A) At maximum height, the velocity of the blue ball is 0 because for that instant, the ball does not go up nor down.

The equation for velocity for an accelerated object moving in a straight line is:

v = v0 + a*t

where

v = velocity.

v0 = initial velocity.

a = acceleration, in this case, it is the acceleration of gravity, g, 9.81 m/s².

t = time.

Then:

0 = v0 + g * t (if the origin of the reference system is the ground, then g is negative)

0 = 23.8 m/s - 9.81 m/s² * t

-23.8 m/s / - 9.81 m/s² = t

t = 2.43 s

With this time, we can calculate the position of the blue ball. The equation for position is:

y = y0 + v0 * t + 1/2 * g * t²

y = 0.8 m + 23.8 m/s * 2.43 s - 1/2 * 9.81 m/s² * (2.43 s) ²

y = 29.7 m

the maximum height of the blue ball is 29.7 m above the ground.

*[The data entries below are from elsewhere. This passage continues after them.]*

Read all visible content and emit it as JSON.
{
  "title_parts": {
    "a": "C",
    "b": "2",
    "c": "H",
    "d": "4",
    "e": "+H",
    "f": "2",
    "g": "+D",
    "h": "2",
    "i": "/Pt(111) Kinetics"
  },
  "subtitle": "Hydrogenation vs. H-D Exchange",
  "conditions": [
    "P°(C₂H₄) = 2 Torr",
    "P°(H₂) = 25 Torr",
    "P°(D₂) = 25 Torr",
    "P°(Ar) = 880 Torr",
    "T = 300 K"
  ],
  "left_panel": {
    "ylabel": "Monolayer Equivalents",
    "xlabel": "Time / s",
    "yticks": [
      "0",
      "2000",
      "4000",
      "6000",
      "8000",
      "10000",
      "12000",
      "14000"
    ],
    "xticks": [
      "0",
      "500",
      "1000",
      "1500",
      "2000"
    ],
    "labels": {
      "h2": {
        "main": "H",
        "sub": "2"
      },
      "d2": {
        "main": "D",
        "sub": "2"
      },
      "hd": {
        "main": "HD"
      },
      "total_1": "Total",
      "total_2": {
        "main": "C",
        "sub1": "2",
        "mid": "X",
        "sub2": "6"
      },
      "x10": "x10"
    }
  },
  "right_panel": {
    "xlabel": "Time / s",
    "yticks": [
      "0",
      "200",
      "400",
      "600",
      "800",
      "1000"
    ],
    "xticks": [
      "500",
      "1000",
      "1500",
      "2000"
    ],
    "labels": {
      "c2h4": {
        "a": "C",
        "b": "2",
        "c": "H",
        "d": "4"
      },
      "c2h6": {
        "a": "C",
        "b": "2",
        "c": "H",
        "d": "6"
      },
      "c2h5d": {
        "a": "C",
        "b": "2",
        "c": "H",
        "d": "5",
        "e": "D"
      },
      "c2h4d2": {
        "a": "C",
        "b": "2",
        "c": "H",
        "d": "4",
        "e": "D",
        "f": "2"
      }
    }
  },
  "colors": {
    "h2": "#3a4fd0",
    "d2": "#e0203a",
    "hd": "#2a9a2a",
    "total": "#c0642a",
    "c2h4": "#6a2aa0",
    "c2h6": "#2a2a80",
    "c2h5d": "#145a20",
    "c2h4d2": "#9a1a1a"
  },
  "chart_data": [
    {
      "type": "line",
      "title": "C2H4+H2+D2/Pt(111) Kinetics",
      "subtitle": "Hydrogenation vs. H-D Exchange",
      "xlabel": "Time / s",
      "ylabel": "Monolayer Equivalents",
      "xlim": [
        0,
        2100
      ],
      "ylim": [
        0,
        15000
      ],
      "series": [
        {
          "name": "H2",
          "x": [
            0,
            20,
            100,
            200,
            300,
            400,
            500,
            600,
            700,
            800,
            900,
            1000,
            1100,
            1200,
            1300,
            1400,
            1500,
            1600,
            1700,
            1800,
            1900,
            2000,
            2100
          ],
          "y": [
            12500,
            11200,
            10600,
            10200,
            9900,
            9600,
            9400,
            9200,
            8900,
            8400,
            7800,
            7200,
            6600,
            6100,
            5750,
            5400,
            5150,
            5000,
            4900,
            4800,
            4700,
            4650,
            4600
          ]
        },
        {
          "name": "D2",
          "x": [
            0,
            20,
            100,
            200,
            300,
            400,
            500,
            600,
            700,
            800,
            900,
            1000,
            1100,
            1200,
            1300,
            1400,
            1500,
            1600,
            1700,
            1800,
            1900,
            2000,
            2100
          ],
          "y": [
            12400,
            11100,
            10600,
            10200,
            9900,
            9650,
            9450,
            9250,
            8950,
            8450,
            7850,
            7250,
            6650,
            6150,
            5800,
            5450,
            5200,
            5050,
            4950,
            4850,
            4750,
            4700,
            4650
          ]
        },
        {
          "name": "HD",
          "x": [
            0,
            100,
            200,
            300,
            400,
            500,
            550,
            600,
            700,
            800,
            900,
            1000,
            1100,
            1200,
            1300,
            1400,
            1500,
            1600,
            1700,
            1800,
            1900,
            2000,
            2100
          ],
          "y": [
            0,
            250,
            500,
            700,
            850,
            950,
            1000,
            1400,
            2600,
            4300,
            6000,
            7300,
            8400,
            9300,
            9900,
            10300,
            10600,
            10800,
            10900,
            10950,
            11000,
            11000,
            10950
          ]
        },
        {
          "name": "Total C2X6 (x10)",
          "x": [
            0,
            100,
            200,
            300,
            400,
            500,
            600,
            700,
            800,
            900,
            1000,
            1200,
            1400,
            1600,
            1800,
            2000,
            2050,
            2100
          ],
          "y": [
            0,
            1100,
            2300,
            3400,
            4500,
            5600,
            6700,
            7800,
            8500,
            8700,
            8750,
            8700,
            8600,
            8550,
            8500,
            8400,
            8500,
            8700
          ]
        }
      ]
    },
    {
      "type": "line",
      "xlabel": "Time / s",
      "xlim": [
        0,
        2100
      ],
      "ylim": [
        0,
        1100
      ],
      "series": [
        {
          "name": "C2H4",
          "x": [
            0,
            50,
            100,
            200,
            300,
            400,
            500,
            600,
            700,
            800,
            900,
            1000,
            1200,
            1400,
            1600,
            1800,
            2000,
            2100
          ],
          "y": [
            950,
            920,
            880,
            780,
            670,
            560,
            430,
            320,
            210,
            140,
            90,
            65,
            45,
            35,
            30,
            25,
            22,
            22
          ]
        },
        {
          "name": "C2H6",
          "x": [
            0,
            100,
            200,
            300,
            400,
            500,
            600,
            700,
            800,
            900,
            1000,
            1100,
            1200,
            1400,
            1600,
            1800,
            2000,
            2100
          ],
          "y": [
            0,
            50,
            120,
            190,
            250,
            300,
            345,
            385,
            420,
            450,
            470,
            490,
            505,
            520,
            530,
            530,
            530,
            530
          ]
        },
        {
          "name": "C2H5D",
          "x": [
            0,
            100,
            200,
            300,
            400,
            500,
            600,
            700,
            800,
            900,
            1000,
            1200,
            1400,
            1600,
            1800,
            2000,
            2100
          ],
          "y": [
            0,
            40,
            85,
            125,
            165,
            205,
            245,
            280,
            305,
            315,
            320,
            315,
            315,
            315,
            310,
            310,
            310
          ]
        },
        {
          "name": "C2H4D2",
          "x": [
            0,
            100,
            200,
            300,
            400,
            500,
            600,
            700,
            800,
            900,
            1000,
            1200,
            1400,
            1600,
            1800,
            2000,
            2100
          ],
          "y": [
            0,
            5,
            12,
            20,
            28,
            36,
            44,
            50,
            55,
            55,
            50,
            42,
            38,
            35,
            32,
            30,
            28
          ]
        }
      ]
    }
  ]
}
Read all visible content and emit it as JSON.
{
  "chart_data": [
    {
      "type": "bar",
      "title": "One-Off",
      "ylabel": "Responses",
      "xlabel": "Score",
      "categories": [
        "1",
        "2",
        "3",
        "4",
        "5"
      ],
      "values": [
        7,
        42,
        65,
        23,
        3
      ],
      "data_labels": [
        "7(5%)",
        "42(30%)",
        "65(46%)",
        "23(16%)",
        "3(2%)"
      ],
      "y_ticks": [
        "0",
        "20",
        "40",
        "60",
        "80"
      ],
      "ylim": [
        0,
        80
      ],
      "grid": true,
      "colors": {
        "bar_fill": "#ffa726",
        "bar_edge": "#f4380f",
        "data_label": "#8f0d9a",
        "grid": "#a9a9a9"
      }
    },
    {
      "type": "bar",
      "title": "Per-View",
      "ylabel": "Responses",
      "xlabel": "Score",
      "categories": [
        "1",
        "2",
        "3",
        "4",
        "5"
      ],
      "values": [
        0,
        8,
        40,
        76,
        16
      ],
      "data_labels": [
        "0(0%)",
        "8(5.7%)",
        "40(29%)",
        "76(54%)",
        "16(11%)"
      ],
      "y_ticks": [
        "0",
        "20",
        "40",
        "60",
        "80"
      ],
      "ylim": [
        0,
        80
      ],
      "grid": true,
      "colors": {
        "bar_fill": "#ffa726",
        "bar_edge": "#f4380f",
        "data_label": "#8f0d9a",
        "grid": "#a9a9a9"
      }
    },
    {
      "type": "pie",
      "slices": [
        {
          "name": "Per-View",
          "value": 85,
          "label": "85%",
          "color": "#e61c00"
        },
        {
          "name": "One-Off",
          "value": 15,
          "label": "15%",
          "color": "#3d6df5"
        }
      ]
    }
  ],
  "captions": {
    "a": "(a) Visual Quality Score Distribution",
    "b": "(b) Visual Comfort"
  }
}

B) 1.8 s after throwing the red ball, the blue ball was in the air for (1.8 s - 0.6) 1.2 s. Then, using the equation for the position of the blue ball:

y = 0.8 m + 23.8 m/s * 1.2 s - 1/2 * 9.81 m/s² * (1.2 s) ² = 22.3 m

The height of the blue ball after 1.8 s of throwing the red ball is 22.3 m

C) Now, we have to find the time at which both positions are equal. Notice that the time of the blue ball is not the same as the time for the red ball. The time for the blue ball is the time of the red ball minus 0.6 s:

t blue = t red - 0.6 s

Then:

position red ball = position blue ball

y0 + v0 * t + 1/2 * g * t² = y0 + v0 * (t - 0.6) + 1/2 * g * (t-0.6s) ²

25 m + 1.2 m/s * t - 1/2 * 9.81 m/s² * t² = 0.8 m + 23.8 m/s * (t-0.6 s) - 1/2 * 9.81 m/s² * (t-0.6 s) ²

24.2 m + 1.2 m/s * t - 4.91 m/s² * t² = 23.8 m/s * t - 14.28 m - 4.91 m/s² * (t-0.6 s) ²

38.5 m - 22.6 m/s * t - 4.91 m/s² * t² = - 4.91 m/s² (t² - 1.2 s * t + 0.36 s²)

38.5 m - 22.6 m/s * t - 4.91 m/s² * t² = - 4.91 m/s² * t² + 5.89 m/s * t - 1.77 m

40.3 m - 28.5 m/s * t = 0

t = - 40.3 m / - 28.5 m/s

t = 1.41 s

The balls are at the same height 1.41 s after the red ball is thrown and 0.81 s after the blue ball is thrown.